Она подошла к нему, красивая, с безучастными глазами.
Порфирий торопливо пошарил в кармане, достал, оттуда грязную тряпицу, из которой извлёк засаленную трехрублевку.
— Больше нет, — сказал он коротко и подал ей бумажку. Стеша хотела идти.
— Постой! — Порфирий опустил голову и тихо прошептал: — Прости меня, Стеша! — Губы его задрожали. Он заморгал глазами и опустился на траву.
Стеша с минуту простояла как бы в нерешительности, а потом она задумчиво повела плечами и повернула к конторщику.
Васютка участливо глядел в глаза Порфирия.
— Прост ты, Порфирь, ох, как прост!
Он вытащил из золы картошку и стал есть её с хлебом, запивая свой ужин водою.
— Поешь, Порфирь! — предложил Васютка и Порфирию с тем же участием на своём ещё ребячьем лице.

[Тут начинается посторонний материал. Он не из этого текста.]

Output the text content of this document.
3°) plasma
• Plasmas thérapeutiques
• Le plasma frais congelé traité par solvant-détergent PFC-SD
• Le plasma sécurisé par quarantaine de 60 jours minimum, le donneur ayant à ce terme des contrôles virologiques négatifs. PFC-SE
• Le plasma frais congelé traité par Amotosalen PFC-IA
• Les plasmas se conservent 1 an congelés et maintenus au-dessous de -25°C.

Порфирий закусил было картошку, но снова положил её на траву. Он порылся в посконном мешке и достал две тростниковые дудки и бычачий рог; вcтaвив свирели в отверстие рога, он заиграл. Первые отрывистые и резкие звуки вырвались как испуганные крики. А потом в их чёрную тоску нежно вторгся печальный голос всё примиряющей любви. Мелодия была проста и незатейлива, но она так гармонично сочеталась с грустной музыкой летней ночи. Это не была песня; пастух импровизировал, передвигая пальцы по дыркам свирелей.

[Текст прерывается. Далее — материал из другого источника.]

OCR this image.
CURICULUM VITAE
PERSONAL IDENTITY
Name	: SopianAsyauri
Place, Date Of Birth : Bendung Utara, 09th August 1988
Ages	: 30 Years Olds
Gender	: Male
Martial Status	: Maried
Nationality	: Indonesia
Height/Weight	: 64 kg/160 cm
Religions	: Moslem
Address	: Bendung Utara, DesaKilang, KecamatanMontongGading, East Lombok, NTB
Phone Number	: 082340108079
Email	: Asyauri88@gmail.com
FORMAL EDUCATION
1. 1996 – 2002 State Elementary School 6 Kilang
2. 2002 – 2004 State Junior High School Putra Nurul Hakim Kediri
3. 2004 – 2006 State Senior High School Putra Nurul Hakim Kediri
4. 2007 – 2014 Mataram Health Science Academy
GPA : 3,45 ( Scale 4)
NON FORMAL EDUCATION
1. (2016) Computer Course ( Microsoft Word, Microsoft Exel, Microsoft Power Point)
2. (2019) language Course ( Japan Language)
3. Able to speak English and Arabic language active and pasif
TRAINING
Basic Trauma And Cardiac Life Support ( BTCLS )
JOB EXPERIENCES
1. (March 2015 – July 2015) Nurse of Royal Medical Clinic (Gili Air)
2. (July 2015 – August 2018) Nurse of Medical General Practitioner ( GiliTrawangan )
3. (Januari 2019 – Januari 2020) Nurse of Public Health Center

Это плакало пастушье сердце.
Месяц, как золотой щит, встал над отдалённой горою; золотистая тучки задвигались, заволновались вокруг и окружили его, как верная свита.
Поймы просветлели.
Конторщик и Стеша стояли и слушали песню пастушьей свирели.
Конторщик слушал, икая и повторяя:
— Хорошо, разбойник! Ловко вывел, мошенник!